Extending this analogy to AI, large model companies have set a tax threshold that penalizes companies exceeding 150 seats. This means you must remain small to retain that wonderful subsidized subscription price, allowing tokens to be taxed at 0% (or even negative) instead of 75%.
This could foster a brand new corporate management philosophy. Startups will become increasingly obsessed with using agents to solve everything, with smaller teams, more frequent layoffs, more outsourcing, and exhausting all means to minimize the need for human involvement.
This is not because it is the "optimal" level of automation, but because the incentives have pushed them there. If the magical number is 149, then every seat is crucial, and you cannot waste any person outside the core joints of the company.
This fracture might be viewed by people from institutions like Harvard Business School as "the new generation of AI-first management." But as long as the understanding is in place, it is merely a rational response to corporate pricing schemes.
This may sound a bit exaggerated. But you can already see the behavioral differences between different organizations. Go talk to developers at large companies; they are meticulously counting tokens and becoming increasingly tense about budget cuts. Meanwhile, developers at startups are desperately trying to max out usage (tokenmaxxing), launching groups of agents overnight and checking logs in the morning. I expect this trend to accelerate.

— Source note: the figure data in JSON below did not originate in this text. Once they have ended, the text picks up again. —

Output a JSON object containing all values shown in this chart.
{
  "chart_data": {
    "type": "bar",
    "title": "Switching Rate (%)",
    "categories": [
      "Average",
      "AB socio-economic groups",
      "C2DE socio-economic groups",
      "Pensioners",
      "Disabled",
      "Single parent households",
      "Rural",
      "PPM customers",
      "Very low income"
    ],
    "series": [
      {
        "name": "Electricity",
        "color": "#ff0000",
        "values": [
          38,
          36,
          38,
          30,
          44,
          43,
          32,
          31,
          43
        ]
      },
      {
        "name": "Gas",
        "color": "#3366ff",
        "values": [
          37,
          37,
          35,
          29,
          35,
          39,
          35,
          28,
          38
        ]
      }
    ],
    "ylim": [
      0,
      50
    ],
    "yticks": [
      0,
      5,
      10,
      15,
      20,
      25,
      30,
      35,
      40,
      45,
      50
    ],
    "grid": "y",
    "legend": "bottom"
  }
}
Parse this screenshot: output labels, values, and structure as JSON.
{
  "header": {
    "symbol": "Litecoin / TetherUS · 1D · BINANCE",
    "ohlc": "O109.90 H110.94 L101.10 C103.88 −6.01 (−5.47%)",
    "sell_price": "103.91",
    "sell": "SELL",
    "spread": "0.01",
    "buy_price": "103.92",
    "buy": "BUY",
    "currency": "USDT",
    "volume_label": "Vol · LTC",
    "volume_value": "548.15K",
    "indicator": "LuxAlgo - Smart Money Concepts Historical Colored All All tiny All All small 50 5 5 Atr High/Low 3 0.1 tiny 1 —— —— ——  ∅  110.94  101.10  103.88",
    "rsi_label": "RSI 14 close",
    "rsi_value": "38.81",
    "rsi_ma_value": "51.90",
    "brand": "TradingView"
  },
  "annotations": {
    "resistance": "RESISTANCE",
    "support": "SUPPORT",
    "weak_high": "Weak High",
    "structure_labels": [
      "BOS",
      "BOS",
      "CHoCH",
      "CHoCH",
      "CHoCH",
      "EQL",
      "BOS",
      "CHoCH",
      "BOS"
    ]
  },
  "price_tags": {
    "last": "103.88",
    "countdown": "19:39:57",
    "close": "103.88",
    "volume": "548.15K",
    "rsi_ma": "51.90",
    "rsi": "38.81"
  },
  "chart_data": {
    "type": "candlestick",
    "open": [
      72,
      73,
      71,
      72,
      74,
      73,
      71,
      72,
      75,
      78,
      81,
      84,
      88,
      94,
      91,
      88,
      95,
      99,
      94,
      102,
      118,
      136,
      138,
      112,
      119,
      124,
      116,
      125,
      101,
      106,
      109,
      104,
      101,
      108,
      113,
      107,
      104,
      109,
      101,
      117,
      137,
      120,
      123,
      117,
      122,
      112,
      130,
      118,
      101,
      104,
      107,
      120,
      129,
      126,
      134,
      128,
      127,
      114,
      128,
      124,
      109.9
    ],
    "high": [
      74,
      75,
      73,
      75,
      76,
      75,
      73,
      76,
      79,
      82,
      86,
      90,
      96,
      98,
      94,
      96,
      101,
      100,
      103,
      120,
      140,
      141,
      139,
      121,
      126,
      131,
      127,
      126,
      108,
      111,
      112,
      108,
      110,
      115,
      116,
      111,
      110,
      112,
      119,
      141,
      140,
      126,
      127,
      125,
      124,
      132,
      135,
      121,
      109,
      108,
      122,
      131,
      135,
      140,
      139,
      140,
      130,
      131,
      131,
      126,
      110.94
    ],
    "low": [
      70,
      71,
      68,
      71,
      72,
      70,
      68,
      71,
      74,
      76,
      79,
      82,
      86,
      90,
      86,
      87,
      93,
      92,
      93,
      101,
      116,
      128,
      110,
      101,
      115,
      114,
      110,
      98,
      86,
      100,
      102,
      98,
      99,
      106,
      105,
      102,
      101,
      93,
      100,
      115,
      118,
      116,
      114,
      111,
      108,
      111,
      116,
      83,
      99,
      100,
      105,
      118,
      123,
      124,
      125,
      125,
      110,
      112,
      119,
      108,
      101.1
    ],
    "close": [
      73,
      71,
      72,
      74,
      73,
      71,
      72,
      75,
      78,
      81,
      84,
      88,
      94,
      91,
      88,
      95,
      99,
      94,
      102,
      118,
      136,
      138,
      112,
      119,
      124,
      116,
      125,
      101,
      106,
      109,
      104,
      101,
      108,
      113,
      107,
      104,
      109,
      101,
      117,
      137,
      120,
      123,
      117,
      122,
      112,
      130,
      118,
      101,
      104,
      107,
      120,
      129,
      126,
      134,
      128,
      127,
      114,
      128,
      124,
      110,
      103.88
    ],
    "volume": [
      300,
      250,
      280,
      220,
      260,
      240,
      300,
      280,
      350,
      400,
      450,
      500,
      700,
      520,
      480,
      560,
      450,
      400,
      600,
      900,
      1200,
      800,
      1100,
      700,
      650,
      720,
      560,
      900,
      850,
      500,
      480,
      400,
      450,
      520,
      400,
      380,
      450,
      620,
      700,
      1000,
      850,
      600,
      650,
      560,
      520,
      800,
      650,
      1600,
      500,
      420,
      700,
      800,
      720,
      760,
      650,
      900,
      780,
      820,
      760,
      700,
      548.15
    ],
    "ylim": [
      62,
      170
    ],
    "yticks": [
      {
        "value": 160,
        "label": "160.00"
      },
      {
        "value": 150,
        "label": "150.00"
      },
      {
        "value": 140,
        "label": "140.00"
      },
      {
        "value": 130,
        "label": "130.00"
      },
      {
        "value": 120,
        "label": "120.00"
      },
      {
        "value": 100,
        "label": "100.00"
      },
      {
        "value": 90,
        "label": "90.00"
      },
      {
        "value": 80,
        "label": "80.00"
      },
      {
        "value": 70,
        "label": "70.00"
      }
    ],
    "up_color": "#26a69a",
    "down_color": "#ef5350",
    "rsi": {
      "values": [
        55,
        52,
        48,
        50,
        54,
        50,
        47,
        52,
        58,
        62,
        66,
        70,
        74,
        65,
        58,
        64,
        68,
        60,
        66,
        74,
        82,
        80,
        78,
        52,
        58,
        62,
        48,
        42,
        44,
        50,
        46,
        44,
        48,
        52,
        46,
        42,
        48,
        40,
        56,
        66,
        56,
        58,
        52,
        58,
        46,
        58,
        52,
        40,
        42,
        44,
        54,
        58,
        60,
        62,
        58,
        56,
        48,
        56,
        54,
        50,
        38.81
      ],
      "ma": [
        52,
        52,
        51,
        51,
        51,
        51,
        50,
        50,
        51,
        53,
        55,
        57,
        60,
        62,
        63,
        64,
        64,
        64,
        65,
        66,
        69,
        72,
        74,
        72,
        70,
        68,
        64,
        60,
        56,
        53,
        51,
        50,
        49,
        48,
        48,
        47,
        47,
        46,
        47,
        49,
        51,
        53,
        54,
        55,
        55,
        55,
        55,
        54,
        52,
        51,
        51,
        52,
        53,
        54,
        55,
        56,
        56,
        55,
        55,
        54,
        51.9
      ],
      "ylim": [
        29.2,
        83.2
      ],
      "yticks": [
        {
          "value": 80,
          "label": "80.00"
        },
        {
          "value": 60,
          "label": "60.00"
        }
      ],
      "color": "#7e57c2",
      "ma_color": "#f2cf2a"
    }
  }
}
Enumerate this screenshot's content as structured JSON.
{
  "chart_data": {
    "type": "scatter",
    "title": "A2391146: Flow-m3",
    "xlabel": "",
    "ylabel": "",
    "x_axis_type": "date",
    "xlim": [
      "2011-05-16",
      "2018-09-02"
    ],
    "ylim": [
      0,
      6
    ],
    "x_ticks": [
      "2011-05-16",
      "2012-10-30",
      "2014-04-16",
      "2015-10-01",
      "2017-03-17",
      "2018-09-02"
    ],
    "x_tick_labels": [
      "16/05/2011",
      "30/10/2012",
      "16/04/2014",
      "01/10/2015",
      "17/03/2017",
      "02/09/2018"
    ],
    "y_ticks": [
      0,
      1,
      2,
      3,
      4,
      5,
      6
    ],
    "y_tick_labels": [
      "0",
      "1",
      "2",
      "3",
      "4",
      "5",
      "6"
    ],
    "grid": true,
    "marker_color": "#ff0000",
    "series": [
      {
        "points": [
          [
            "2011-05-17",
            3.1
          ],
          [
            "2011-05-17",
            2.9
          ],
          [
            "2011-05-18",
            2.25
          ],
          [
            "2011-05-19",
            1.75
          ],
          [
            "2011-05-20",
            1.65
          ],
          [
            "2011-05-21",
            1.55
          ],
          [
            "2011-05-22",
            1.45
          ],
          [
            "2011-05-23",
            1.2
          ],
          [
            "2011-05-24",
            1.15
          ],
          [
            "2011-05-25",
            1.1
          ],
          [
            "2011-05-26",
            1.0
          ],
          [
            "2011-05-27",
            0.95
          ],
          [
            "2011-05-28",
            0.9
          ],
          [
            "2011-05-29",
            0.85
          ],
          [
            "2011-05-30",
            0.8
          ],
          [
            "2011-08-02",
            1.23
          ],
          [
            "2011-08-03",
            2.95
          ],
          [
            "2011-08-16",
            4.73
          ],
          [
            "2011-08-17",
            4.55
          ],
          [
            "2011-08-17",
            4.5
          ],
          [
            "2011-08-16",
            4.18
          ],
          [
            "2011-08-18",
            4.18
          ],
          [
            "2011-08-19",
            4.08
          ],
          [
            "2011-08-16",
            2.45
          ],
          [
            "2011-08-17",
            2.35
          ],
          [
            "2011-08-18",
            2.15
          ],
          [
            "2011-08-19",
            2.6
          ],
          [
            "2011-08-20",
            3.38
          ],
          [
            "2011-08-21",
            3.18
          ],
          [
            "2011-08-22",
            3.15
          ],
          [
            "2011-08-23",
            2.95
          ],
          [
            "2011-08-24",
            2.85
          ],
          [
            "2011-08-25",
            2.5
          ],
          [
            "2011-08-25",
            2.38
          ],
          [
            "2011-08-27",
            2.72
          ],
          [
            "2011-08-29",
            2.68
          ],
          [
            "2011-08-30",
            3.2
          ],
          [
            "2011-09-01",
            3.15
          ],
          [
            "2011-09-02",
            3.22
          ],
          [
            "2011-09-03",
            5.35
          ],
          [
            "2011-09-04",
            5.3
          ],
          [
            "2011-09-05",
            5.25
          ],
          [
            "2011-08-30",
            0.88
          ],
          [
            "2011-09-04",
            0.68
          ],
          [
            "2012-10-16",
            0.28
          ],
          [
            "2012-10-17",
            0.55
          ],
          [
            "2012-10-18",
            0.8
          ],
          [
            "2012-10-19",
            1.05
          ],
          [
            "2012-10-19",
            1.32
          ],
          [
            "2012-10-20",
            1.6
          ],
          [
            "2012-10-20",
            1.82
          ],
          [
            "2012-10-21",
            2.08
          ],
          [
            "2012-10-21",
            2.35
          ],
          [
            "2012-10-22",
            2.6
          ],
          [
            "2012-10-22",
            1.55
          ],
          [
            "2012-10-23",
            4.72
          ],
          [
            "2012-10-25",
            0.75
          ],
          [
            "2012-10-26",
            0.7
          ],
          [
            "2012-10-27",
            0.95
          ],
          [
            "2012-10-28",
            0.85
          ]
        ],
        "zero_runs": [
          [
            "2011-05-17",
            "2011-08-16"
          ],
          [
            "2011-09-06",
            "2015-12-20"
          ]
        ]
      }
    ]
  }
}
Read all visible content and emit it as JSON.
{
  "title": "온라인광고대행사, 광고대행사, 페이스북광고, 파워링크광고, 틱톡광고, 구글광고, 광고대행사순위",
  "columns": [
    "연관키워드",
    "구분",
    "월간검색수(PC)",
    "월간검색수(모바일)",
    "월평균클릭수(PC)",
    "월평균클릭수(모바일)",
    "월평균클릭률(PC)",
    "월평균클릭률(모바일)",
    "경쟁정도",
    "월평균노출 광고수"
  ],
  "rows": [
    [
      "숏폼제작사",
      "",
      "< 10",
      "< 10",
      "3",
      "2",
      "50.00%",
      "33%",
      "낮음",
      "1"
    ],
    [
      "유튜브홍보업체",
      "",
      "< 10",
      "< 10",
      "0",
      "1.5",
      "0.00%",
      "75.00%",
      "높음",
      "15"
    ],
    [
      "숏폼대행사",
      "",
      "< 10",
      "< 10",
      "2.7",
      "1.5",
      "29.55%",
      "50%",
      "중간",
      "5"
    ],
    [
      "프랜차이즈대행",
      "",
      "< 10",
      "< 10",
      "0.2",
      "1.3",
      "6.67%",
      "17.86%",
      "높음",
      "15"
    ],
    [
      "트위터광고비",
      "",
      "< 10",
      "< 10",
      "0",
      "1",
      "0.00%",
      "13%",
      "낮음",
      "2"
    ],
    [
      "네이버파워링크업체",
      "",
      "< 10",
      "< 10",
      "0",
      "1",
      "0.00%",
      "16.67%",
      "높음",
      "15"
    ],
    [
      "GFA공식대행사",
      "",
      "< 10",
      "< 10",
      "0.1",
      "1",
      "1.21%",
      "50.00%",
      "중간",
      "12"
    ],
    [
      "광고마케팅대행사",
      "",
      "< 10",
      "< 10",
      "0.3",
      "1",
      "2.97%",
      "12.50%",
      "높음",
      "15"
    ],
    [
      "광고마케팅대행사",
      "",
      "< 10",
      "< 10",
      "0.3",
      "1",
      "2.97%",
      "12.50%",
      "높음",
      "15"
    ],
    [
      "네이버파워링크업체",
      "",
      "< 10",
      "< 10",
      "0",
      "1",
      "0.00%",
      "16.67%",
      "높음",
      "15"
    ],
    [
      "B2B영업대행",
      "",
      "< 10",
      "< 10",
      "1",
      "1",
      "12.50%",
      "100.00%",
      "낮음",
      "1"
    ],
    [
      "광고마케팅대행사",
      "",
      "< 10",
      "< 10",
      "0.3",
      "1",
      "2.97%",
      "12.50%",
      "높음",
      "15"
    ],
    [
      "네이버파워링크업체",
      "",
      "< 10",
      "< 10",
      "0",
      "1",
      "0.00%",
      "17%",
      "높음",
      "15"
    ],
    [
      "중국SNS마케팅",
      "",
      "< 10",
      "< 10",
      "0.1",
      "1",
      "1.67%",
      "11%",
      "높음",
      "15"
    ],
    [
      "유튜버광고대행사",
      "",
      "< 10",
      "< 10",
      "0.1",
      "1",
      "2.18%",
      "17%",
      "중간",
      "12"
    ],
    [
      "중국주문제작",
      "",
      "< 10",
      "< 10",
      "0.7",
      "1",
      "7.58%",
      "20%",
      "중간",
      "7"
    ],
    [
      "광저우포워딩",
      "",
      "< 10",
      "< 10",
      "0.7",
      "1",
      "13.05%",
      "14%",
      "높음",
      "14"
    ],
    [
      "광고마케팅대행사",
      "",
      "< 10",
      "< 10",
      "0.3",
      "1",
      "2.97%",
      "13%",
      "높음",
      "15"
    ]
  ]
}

No one designed all of this intentionally. No committee decided to subsidize innovation for startups while taxing established companies. All of this directly stems from those tried-and-true traditional corporate pricing strategies.
But tax laws have always been like this: a bunch of accompanying rules ultimately determine which companies can be built and how these companies distort themselves to minimize tax burdens.
You might argue that this is temporary, and large model companies will eventually charge everyone based on usage. Github Copilot has already made this transition. Maybe, or maybe not. But before pricing normalizes, companies with 149 people and this new AI-first management style may have already exploded, capturing significant market share and scripting the next generation of startups.
Tax policy is crucial. The entire concept of the "gig economy" exists because of the legal boundaries between W-2 (formal employees) and 1099 (independent contractors). As more and more labor is consumed by AI, token pricing may become the most influential tax policy of the next decade. However, no one will ever vote on this.
(If the fastest-growing companies in the next cycle are conspicuously stuck at 149 seats, don't be surprised.)